The University of Toronto is marking 400 years since the death of William Shakespeare with a special exhibit at the Thomas Fisher Rare Book Library. ‘So long lives this’: Celebrating Shakespeare, 1616-2016 features Shakespeare’s First Folio from 1623 — the only copy in Canada. 

The First Folio was published seven years after Shakespeare’s death. It was the first time a book of plays was printed, and the first time that more than half of the plays were published.

“Until then folios were mostly used for printing important religious, political, and historical works. With the First Folio in 1623, the format of the book itself confers a new kind of importance on plays — and plays written and performed for nearly the full stratum of English society, from working-class people to the royal court,” said Alan Galey, director of the Master of Information Program at U of T.

Galey worked with fellow U of T professors Peter W.M. Blayney and Marjorie Rubright and Western University assistant professor Scott Schofield to curate the exhibition.

“Without it, we probably would never have been able to read — or even know about — plays including Macbeth, The Tempest, Measure for Measure, Twelfth Night, Julius Caesar, and Anthony and Cleopatra [sic],” added Galey.

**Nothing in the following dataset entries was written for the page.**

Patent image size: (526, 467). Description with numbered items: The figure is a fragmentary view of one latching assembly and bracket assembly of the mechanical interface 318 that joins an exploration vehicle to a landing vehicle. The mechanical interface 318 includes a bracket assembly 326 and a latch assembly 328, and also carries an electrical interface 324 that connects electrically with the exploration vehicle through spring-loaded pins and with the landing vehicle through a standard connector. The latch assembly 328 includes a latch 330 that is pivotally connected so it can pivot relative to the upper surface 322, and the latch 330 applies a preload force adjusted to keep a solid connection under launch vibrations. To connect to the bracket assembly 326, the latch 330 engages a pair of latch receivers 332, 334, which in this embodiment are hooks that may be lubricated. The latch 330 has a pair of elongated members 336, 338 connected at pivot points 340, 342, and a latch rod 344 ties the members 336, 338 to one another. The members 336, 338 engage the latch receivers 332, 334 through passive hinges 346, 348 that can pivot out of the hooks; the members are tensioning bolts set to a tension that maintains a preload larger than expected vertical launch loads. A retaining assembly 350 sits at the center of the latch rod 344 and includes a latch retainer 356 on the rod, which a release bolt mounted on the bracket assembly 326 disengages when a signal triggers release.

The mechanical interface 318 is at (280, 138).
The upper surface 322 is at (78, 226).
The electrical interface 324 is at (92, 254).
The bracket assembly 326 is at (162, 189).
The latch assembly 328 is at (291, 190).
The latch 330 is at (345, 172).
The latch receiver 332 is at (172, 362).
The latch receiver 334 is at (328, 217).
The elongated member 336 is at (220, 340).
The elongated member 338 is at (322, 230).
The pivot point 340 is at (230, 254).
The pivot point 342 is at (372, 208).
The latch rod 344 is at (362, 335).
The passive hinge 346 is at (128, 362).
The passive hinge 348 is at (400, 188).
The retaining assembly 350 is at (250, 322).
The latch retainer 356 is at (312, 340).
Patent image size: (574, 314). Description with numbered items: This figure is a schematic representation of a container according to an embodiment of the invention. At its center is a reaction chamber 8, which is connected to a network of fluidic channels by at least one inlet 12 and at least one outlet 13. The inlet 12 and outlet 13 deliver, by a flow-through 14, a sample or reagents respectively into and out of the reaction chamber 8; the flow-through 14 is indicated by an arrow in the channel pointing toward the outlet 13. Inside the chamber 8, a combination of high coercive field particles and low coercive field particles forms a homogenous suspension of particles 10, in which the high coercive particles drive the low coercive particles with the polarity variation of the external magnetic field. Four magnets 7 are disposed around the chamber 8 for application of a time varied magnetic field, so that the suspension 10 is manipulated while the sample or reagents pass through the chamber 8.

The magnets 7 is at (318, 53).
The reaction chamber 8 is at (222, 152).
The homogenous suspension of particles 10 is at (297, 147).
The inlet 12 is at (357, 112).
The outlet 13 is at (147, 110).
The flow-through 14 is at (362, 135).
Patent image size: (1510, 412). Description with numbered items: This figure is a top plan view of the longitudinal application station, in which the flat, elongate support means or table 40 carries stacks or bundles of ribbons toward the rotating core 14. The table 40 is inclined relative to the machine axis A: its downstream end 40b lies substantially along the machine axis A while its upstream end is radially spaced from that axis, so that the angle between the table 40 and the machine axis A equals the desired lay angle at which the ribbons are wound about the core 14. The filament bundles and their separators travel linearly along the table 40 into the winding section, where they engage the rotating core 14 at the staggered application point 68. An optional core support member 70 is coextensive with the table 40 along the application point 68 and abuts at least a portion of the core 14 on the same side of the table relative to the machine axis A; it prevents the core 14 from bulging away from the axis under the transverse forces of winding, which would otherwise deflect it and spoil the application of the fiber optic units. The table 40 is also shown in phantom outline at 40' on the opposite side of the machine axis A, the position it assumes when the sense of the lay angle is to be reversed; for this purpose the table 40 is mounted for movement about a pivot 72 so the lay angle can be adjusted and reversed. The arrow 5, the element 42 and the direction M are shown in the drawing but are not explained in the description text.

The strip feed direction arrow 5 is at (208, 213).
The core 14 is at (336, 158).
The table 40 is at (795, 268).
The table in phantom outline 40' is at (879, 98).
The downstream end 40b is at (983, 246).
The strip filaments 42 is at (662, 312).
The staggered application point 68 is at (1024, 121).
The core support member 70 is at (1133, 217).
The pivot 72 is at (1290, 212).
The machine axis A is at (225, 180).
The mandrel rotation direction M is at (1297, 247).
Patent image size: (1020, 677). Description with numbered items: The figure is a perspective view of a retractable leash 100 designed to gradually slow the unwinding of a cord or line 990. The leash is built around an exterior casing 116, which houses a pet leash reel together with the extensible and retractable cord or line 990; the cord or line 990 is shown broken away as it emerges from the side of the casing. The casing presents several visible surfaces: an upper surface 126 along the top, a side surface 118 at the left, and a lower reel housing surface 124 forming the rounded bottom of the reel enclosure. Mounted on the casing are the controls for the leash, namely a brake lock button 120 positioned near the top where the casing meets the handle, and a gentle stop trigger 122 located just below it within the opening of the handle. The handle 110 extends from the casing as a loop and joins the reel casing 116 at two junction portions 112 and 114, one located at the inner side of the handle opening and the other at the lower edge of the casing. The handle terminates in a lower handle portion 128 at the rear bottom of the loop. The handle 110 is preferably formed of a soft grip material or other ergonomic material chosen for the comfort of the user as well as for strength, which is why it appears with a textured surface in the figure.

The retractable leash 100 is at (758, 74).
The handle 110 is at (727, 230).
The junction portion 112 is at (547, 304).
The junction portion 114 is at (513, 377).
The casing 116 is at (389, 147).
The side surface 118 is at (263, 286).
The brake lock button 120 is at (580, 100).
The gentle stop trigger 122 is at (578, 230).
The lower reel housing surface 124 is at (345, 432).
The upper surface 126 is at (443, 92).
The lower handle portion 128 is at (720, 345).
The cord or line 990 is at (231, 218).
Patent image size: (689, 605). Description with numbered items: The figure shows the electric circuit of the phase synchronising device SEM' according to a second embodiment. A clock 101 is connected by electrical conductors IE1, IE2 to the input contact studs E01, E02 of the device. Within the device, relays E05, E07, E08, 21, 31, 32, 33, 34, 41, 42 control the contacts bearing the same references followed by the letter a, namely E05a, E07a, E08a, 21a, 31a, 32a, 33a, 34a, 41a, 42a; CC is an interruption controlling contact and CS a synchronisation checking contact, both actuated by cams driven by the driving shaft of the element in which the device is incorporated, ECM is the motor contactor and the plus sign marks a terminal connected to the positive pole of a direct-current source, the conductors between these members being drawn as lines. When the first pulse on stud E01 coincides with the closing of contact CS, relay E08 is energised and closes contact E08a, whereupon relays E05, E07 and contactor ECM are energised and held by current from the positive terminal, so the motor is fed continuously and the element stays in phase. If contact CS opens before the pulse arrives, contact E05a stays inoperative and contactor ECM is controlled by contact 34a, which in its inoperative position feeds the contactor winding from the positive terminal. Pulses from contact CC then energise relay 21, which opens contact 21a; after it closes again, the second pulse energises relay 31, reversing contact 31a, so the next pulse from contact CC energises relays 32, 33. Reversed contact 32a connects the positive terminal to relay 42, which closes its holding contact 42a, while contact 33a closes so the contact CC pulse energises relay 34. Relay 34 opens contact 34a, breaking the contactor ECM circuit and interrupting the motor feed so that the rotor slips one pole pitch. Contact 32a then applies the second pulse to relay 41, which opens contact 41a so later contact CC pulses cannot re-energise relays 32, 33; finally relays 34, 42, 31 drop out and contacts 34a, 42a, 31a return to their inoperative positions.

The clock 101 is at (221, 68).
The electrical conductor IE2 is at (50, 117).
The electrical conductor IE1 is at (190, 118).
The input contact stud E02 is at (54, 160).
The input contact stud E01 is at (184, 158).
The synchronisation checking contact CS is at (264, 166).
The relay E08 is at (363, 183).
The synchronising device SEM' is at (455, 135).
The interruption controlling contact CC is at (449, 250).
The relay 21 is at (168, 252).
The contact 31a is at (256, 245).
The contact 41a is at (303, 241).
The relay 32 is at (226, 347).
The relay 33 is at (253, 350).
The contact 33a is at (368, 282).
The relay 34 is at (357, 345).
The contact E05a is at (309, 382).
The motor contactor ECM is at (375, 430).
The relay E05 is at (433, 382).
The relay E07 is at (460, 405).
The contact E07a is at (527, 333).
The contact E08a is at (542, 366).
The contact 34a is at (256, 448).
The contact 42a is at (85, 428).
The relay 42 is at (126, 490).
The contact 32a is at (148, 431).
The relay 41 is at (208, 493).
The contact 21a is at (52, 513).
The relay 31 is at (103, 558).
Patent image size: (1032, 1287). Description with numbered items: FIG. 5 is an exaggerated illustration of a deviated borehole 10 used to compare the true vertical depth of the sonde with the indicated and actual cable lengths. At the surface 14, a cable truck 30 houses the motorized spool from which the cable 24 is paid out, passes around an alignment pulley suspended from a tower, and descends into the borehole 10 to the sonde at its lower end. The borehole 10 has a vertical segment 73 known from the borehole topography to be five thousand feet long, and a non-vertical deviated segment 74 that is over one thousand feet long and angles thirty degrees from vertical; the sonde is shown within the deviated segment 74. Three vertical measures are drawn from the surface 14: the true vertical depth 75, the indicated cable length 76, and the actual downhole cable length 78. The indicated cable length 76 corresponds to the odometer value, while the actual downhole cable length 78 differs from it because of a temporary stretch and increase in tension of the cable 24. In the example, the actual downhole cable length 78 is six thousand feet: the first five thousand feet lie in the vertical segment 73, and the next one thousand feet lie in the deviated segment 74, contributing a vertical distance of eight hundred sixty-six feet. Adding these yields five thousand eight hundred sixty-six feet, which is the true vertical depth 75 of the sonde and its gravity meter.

Almost 60 other books will be on display, some of which Shakespeare may have used for inspiration in his own work.

“Reading the same sources that he did helps us understand how he apprenticed himself, so to speak, to other writers and dramatists,” said Galey.

“We often value writers now for their originality, but Shakespeare’s actual practice as a dramatist reminds us of a basic fact about writing: that writers make stories out of other stories, and that creativity frequently comes from adaptation, reinvention, and even what today we would call remixing,” adds Galey.

In addition to source material, the exhibition features Shakespeare’s other three seventeenth century folios, Shakespearean scholarship from the Renaissance, and present day texts.

“Studying the other books also helps to elucidate the printing history of the First Folio itself. So for instance one of the other books had a type that got broken at some point,” said Anne Dondertman, director of the Fisher Library. “So when that same broken piece of type reappears in a particular play in the First Folio, it makes it possible to determine the order of the printing of the plays in the Folio.”

The exhibit is free to attend and runs until May 28, 2016. The Fisher Library is also running a screening series at the Media Commons Theatre, which will showcase film adaptations of Shakespeare’s work.

“If you come and see the exhibit and the modern material that’s included I think its [sic] brings it home that Shakespeare is still a source of inspiration to ordinary readers today but also to people who are making books or illustrations,” said Dondertman.